Покатили кресло в гостиницу. Гервариус и монах Евсевий пошли в русскую церковь.
— Истинно Бог подсказал. Сердце праведное милостивца слышит глас призывающий.
— Помолчал бы ты, Евсевий. И чего увязался! Горе мне с тобой из-за обличья твоего. Здесь не Москва. Ишь, все пальцами тычут. Перерядился бы ты, или хоть патлы бы укоротил… Молчи, говорю! Омерзел мне голос твой скрипучий. Придем вот, с попами наговоришься.
Притихли сподвижники Корнута, когда вечером в соседней комнате родились-поплыли дивные, полные ужаса и нездешнего торжества, слова чина соборования. За длинным столом сидя, к стаканам не прикасались, круглыми глазами друг на друга глядели, краснолицые, потные. На трех француженок цыкали шепотно, чтоб молчали. А француженки были старые-старые. В ту комнату, где Корнут в белом одеянии принимал новый страшный чин, пошел только Евсевий. И Гервариус наведывался. То туда, то сюда шел с лицом злым и желтым.
Прогремели, проплакали страшные слова, бегущие, как ангелы в черном и в белом по мосту хрустальному, а мост с земли к небу…
Прогнал Гервариус француженок в другую комнату, запер. Вышло духовенство. Потрапезовали в молчании. Не засиделись. Ушли.
Не знали оставшиеся — расходиться ли им, можно ли пить вино и громко разговаривать. На Гервариуса поглядывали недоуменно, Гервариус молча туда-сюда переходил и у двери комнаты Корнутовой скрипел подошвами, поднимая каблуки.
Томительно крякали, глядя на стаканы, на бутылки. Старые парижанки, опять выпущенные, хлопали глазами, вертя пудренными шеями. В тот год странная была мода в Париже. Появились кокотки в седых париках, сухие лица белили, под глазами наводя синие пятна. В черных бархатных платьях, закрытых крепко, сидели в кафе, говорили тихо, не смеялись. Были и старухи, были и явно загримированные. И те, и другие имели успех. Проездом через Париж трех старух вывез Корнут и везде с той поры они за ним.
— Корнут Яковлевич сейчас к ужину пожалуют.
Переглянулись. Зазвенело стекло. Голоса зародились. Когда вывезли в кресле Корнута, глаза его закрыты были, и спокойная важность лица пела непонятное с новой вышины. Голосом захлебывающимся Евсевий бормотал:
— День красы непомерной… С приятием чина, милостивец…
И в пояс поклонился, и перстами ковра коснулся. И переглядывались все, и задвигали стульями, вставали и кланялись неловко. Каждый думал:
— Стало быть, так полагается.
Старухи француженки круглыми подсиненными глазами водили, дивясь. Когда уселись, все не знали опять, можно ли пить и говорить. Корнут молчал долго, глаза закрыв, голову склонив на меховой плед. И вот промолвил:
— Господин нотариус! Портфель! Завещание писать.
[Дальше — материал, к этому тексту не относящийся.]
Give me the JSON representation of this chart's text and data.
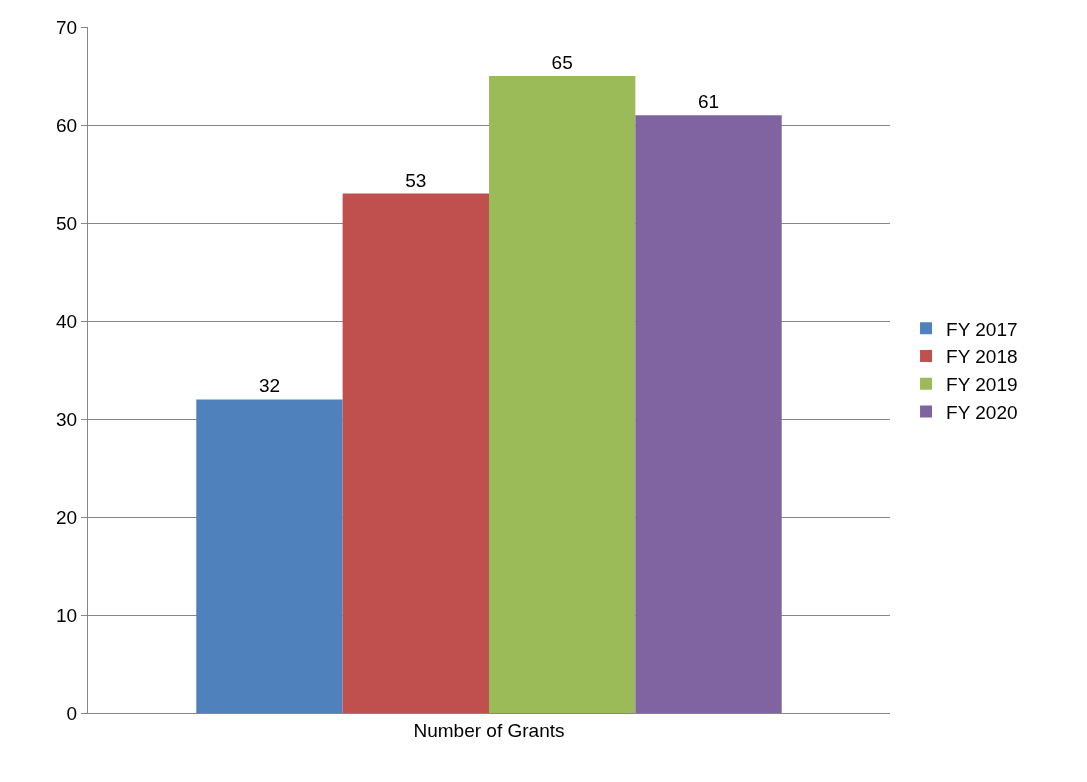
{
  "chart_data": {
    "type": "bar",
    "categories": [
      "Number of Grants"
    ],
    "series": [
      {
        "name": "FY 2017",
        "color": "#4f81bd",
        "values": [
          32
        ]
      },
      {
        "name": "FY 2018",
        "color": "#c0504d",
        "values": [
          53
        ]
      },
      {
        "name": "FY 2019",
        "color": "#9bbb59",
        "values": [
          65
        ]
      },
      {
        "name": "FY 2020",
        "color": "#8064a2",
        "values": [
          61
        ]
      }
    ],
    "ylim": [
      0,
      70
    ],
    "yticks": [
      0,
      10,
      20,
      30,
      40,
      50,
      60,
      70
    ],
    "grid": "y",
    "legend": "right",
    "data_labels": true
  }
}
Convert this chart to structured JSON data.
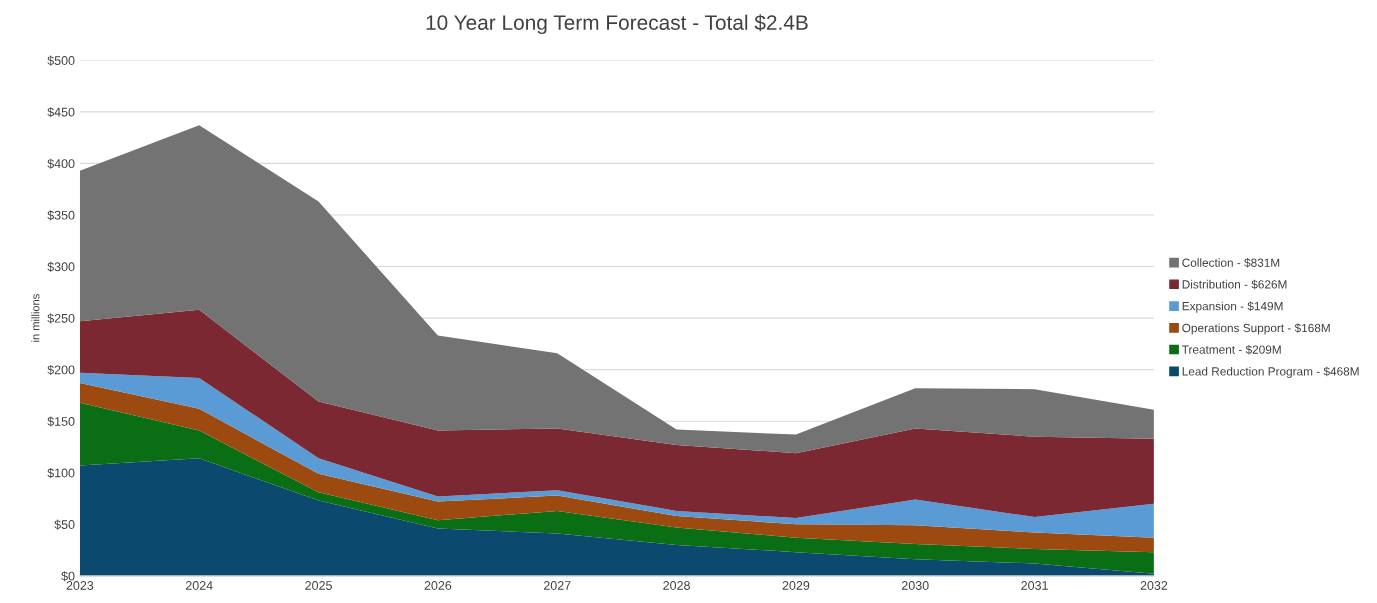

И повел чуть белой рукой. Сверкнула радугой камней. Писали завещание долго. Через час малословная торжественность отошла от Корнута. Стал спорить с Гервариусом.
— …Но, ваше превосходительство! К чему же им-то так много? Помилосердствуйте! Мы и убеждений их не знаем. К тому же на чужбине… У нас в Москве духовенство испытанное…
— А что они великий чин совершили, этого мало? Пишите! И молчать! Отец Евсевий, вы что? Воле милостивца, говорю, ныне прекословить — грех неизреченный…
— Ладно. Вот еще что. Там, в пункте третьем прибавить…
Гервариус писал. Опять принимались спорить. Вокруг давно уже весело стучали стаканы. Седые француженки сосали зеленый ликер из высоких рюмок.
— …Что? Родственникам? Родственникам? Это кому же например? Ни копейки. И никакого такого пункта не будет. Нет у меня достойных родственников…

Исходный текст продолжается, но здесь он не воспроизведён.